By : Ken Blakey-Shell
Recently the Panaracer Fat B Nimble 29×3” tire became available. Even though I was hearing rumors of the tire being a bit undersized for the 3” label, I have to say that I was so enticed by the specs I was seeing that I ordered up a pair ASAP. The big characteristics that grabbed me were the low claimed weight (765g), lower price than a lot of other 29+ options ($79.99) and a tread design that looked similar to the 45NRTH Husker Du (a personal favorite 4” tire of mine for dirt).
When I got the tires I was pleasantly surprised to find the claimed weight being accurate. My tires weighed in at 755g and 778g. Both numbers are well within the normal weight variation from tire-to-tire making the 765g claim very credible.
The rumors I had heard about the tire not being a true 3” tire were accurate. Unlike the Knard, Chupacabra, Trax Fatty and Chronicle which are all within 1-2mm of the same casing size, the Fat B Nimble clocks in at about 4mm (0.14”) smaller than those tires. On my 35mm rims (30mm inner width) I measured the casing of the Fat B Nimbles at 69mm (2.72”) and a bead-to-bead measurement of 178mm (comparison, Knard is at 188mm). This smaller casing makes for a slightly smaller outer diameter than the other options and I measured approximately 0.2” smaller diameter for the Fat B Nimble than the Chupacabra.
The tread is made up of smaller, well spaced blocks that contain a variety of sipes, ramps and steps. Knob height is consistent from center to edge at approximately 4mm tall. This makes for a very rounded profile and also contrasts with a lot of other existing 29+ tire options. Pretty much everything else in 29+ world that I have measured have fairly short center knobs and taller side knobs. I haven’t hit any mud yet but it looks like it should a fairly versatile tire that can handle a range of conditions.
One of the first observations I made when handling the Fat B Nimble is how supple the casing feels. It is far more flexible than the Chupacabra or Chronicle and similar to my 120tpi Knards. Having supple tires is great for allowing the tire to better conform to trail irregularities improving ride quality, traction and decreasing rolling resistance but the flip side is generally a lack of durability. It is way too early have any real experience with casing durability and these tires but it is something to think about if you are considering being an early adopter of these tires.
The tires seemed to go tubeless ok but by no means perfectly. I couldn’t find any indication from Panaracer that this tire was designed for tubeless applications so going tubeless may be beyond what is was intended for. This is why I am a “professional,” putting my body on the line to test products for the fat-bike.com audience. The bead was a bit looser than some of the other specifically tubeless compatible tires like the Chupacabra and Chronicle but I still got several reassuring “snaps” as the bead locked into place at around 15-20 psi. I also had to fiddle with them a bit to get the sidewalls and beads to fully seal but nothing too onerous. One thing I am not liking is that it seems like there is a bit of wobble in the casing of both tires but I am going to try a few more rims, some Uncle Dick’s Bead Slip and a few other tricks to make sure that it is the tire and not something I am doing, a weird rim/tire interface… Full report to follow after more time fiddling with the tires.

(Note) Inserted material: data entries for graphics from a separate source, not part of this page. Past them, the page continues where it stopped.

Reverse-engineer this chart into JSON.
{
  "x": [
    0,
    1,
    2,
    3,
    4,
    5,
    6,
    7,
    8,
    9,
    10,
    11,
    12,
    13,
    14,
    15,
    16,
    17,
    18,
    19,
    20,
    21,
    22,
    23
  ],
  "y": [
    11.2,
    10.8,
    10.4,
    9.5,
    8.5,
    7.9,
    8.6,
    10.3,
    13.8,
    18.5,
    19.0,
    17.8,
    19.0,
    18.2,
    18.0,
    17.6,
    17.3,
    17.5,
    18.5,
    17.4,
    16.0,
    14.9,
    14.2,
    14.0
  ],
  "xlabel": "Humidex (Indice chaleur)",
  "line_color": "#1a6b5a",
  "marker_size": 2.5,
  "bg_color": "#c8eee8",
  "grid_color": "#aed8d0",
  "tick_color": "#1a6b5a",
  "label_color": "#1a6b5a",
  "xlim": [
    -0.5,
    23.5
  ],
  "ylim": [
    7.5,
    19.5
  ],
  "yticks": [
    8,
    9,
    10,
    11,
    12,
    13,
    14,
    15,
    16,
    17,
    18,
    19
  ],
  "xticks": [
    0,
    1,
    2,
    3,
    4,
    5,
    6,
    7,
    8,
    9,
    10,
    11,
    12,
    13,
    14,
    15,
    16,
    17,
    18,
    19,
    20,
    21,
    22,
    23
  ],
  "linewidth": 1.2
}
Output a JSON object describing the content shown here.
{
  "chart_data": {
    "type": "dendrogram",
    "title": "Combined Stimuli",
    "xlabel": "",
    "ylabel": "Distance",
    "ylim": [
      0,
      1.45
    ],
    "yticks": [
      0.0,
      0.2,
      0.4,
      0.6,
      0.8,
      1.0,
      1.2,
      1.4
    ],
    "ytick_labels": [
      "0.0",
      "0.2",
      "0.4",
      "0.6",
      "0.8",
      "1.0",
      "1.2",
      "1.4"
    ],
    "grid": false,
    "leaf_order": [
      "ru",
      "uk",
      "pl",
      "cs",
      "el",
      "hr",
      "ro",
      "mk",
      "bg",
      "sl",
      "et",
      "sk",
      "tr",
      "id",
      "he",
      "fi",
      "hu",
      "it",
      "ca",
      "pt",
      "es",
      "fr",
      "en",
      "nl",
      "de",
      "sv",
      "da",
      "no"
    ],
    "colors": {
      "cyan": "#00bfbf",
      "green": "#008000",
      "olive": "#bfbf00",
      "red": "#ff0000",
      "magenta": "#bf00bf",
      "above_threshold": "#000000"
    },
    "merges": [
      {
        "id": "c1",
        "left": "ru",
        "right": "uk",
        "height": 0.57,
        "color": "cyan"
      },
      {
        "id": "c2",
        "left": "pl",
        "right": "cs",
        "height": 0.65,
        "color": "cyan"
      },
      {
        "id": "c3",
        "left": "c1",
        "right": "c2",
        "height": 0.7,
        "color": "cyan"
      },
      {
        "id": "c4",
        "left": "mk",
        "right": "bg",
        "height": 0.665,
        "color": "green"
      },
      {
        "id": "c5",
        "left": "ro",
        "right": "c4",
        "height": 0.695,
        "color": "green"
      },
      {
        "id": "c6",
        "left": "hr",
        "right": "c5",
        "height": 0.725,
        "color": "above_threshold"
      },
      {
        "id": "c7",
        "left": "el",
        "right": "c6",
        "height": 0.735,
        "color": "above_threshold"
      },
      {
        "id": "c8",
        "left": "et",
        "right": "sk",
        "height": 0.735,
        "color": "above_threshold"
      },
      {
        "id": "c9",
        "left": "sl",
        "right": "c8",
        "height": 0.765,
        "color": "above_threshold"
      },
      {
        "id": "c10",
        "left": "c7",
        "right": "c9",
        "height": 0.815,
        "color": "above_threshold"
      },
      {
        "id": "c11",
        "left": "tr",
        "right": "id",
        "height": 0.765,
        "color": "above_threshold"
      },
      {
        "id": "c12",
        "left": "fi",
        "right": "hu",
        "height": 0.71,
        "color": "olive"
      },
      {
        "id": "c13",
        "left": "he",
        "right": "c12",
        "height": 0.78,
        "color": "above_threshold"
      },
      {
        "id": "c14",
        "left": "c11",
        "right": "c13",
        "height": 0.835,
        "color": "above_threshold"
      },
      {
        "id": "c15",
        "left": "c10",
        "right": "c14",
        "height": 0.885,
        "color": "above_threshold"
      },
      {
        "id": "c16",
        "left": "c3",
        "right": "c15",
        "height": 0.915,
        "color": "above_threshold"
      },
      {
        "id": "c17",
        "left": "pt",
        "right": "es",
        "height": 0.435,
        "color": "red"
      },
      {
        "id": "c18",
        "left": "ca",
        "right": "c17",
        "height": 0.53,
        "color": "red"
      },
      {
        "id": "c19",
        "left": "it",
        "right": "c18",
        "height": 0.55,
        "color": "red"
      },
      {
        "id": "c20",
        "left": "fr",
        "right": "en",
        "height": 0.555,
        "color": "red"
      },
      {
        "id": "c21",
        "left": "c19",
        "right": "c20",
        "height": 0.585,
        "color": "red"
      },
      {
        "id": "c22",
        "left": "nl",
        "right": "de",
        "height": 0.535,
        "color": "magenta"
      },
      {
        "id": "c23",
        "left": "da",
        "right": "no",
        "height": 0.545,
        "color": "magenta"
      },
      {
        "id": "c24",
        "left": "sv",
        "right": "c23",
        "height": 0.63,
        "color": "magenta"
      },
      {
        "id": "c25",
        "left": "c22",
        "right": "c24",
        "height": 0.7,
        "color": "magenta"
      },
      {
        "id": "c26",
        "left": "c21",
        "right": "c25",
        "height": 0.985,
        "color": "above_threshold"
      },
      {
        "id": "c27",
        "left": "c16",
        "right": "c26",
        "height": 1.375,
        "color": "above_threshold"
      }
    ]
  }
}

Initial ride impressions are positive. I swapped out the Chupacabras I have been running most of the spring and now have about 100 miles of time on the Fat B Nimbles. Drive traction is a little less than the Chupacabra but still way better than regular 29er sized tires. Maximum cornering traction is similar in that it isn’t as good as the Chupacabra but way better than regular 29ers. The tire breaks free and regains traction in a very smooth and predictable fashion. This characteristic has made it really fun to ride because it is easy to “feather” at the edge of traction, drifting corner after corner in a really relaxed fashion. Even though I am sliding around a lot more than when I ran the Chupacabras, I have been seeing some of my fastest downhill times of the spring while riding these tires. I am guessing the faster times are just because I am having so much fun flirting with the edge, I am spending more time going fast at that edge of traction envelope. The decreased volume (compared to other 3” tires) has only been noticeable in the softest sandy spots but otherwise has been no big deal. I have enjoyed the supple feel of the casing which seems to contour to every little irregularity in the trail.
My guess is that this is going to be a very polarizing tire with 29+ riders. Early indications are that it has some very compelling aspects (low weight, low price, versatile tread design) while also having some possible negatives (questionable casing durability, less than advertised size). Personally, I am excited to see a new 29+ tire available that differentiates itself from some of the other offerings currently available. Another aspect of them that interests me is that I think they are just narrow enough to fit on my 29er which has been sitting in a corner of my garage gaining dust since I went 29+. I plan to test out how these tires do on slightly skinnier rims and will report back if this tire may open up some doors to the plus-curious riders that currently don’t have plus-specific bike.